The plot() function forms the foundation for much of R based graphing operations.

[11]:

plot(c(1,3,5,7),c(2,4,6,8))

[17]:

x <- seq(0,10,length.out=100)
y <- exp(-x)

[18]:

plot(x,y)

[20]:

plot(x,y,type="l",lwd=3)

[23]:

plot(x,y,type="l",lwd=3, xlab="time", cex.lab=1.5,cex.axis=1.5)
grid(lwd=3)

Assignment

individual effort or collaboration by maximum two people
if in collaboration, please specify the contribution of each contributor
please turn in a set of .pdf and .ipynb files
please label the question number before giving the answer

Q1. Read in file “./geodata/shp/point_stat.csv” and output the rows that their values in the “stdev” column are less than those in their “min” column and their “mean” values are all greater than 7. (20%)

Q2. Create a 3x3 matrix with element values in the range of 1 to 9 and then change the diagonal elements to 0. (20%)

 4   7           0   4   7
 5   8    ==>    2   0   8
 6   9           3   6   0

Q3. Create a dataframe to store the calendar of March 2021 with the day of the week as the column name. (20%)

Mo Tu We Th Fr Sa Su
2  3  4  5  6  7
9 10 11 12 13 14
16 17 18 19 20 21
23 24 25 26 27 28
30 31

QB (bonus) (10%)

According to Gregorian calendar, leap years can be determined by the criteria below.
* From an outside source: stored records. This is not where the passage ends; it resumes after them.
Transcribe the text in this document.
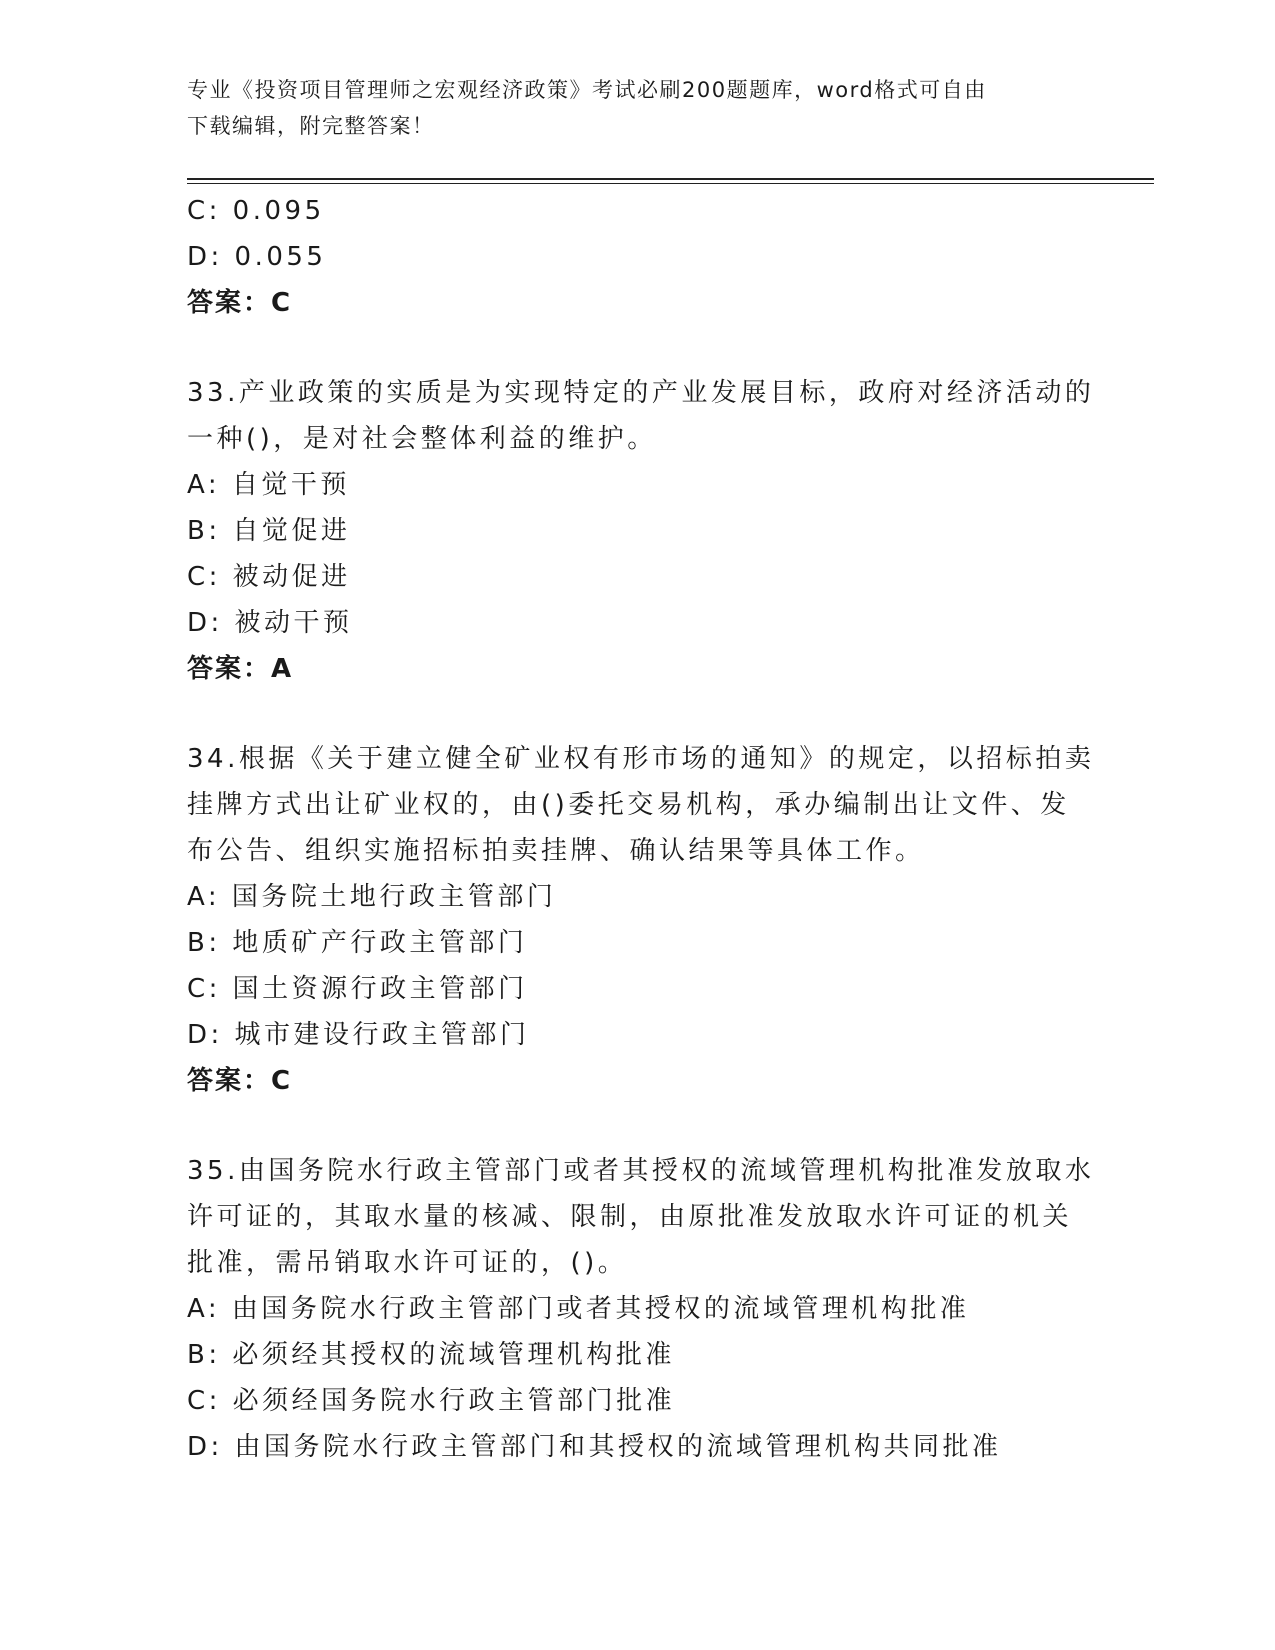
专业《投资项目管理师之宏观经济政策》考试必刷200题题库，word格式可自由
下载编辑，附完整答案！
C: 0.095
D: 0.055
答案：C
33.产业政策的实质是为实现特定的产业发展目标，政府对经济活动的
一种()，是对社会整体利益的维护。
A: 自觉干预
B: 自觉促进
C: 被动促进
D: 被动干预
答案：A
34.根据《关于建立健全矿业权有形市场的通知》的规定，以招标拍卖
挂牌方式出让矿业权的，由()委托交易机构，承办编制出让文件、发
布公告、组织实施招标拍卖挂牌、确认结果等具体工作。
A: 国务院土地行政主管部门
B: 地质矿产行政主管部门
C: 国土资源行政主管部门
D: 城市建设行政主管部门
答案：C
35.由国务院水行政主管部门或者其授权的流域管理机构批准发放取水
许可证的，其取水量的核减、限制，由原批准发放取水许可证的机关
批准，需吊销取水许可证的，()。
A: 由国务院水行政主管部门或者其授权的流域管理机构批准
B: 必须经其授权的流域管理机构批准
C: 必须经国务院水行政主管部门批准
D: 由国务院水行政主管部门和其授权的流域管理机构共同批准
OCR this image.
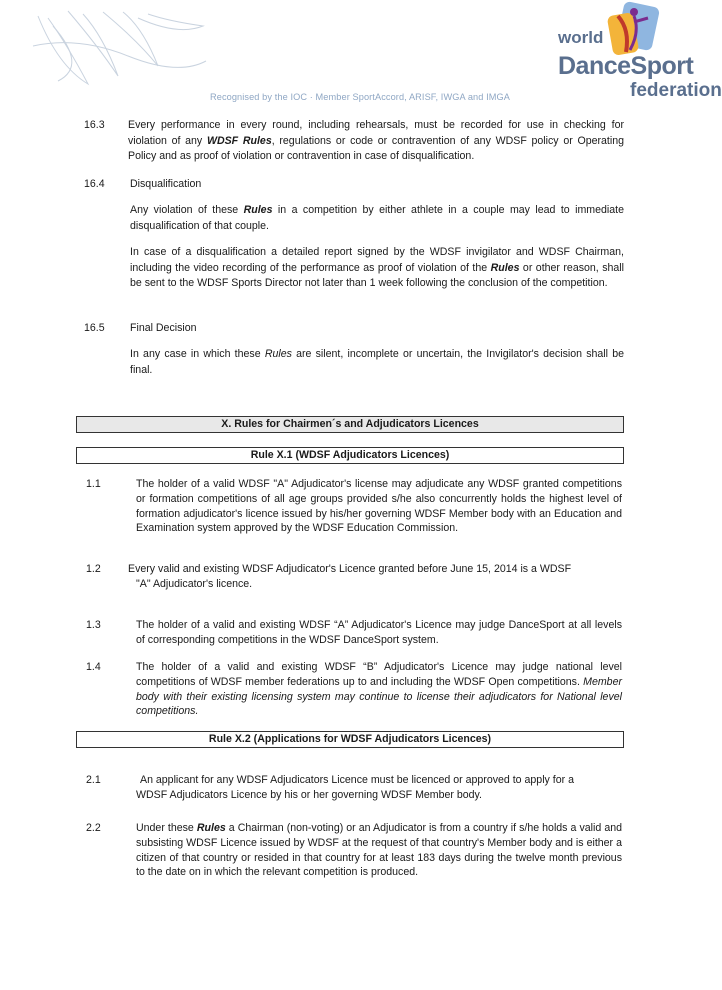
Recognised by the IOC · Member SportAccord, ARISF, IWGA and IMGA
world
DanceSport
federation
16.3 Every performance in every round, including rehearsals, must be recorded for use in checking for violation of any WDSF Rules, regulations or code or contravention of any WDSF policy or Operating Policy and as proof of violation or contravention in case of disqualification.
16.4 Disqualification
Any violation of these Rules in a competition by either athlete in a couple may lead to immediate disqualification of that couple.
In case of a disqualification a detailed report signed by the WDSF invigilator and WDSF Chairman, including the video recording of the performance as proof of violation of the Rules or other reason, shall be sent to the WDSF Sports Director not later than 1 week following the conclusion of the competition.
16.5 Final Decision
In any case in which these Rules are silent, incomplete or uncertain, the Invigilator's decision shall be final.
X. Rules for Chairmen´s and Adjudicators Licences
Rule X.1 (WDSF Adjudicators Licences)
1.1	The holder of a valid WDSF "A" Adjudicator's license may adjudicate any WDSF granted competitions or formation competitions of all age groups provided s/he also concurrently holds the highest level of formation adjudicator's licence issued by his/her governing WDSF Member body with an Education and Examination system approved by the WDSF Education Commission.
1.2	Every valid and existing WDSF Adjudicator's Licence granted before June 15, 2014 is a WDSF
"A" Adjudicator's licence.
1.3	The holder of a valid and existing WDSF “A” Adjudicator's Licence may judge DanceSport at all levels of corresponding competitions in the WDSF DanceSport system.
1.4	The holder of a valid and existing WDSF “B” Adjudicator's Licence may judge national level competitions of WDSF member federations up to and including the WDSF Open competitions. Member body with their existing licensing system may continue to license their adjudicators for National level competitions.
Rule X.2 (Applications for WDSF Adjudicators Licences)
2.1	An applicant for any WDSF Adjudicators Licence must be licenced or approved to apply for a
WDSF Adjudicators Licence by his or her governing WDSF Member body.
2.2	Under these Rules a Chairman (non-voting) or an Adjudicator is from a country if s/he holds a valid and subsisting WDSF Licence issued by WDSF at the request of that country's Member body and is either a citizen of that country or resided in that country for at least 183 days during the twelve month previous to the date on in which the relevant competition is produced.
Years that are divisible by 4 and not divisible by 100 are leap years.
Years that are divisible by 100 but not divisible by 400 are NOT leap years.
Years that are divisible by 400 are leap years.

Please write a R script to print all the leap years between 1800 and 2020 into a file named “leap_years.dat” and calculate the ratio of the number of leap years over this period of time.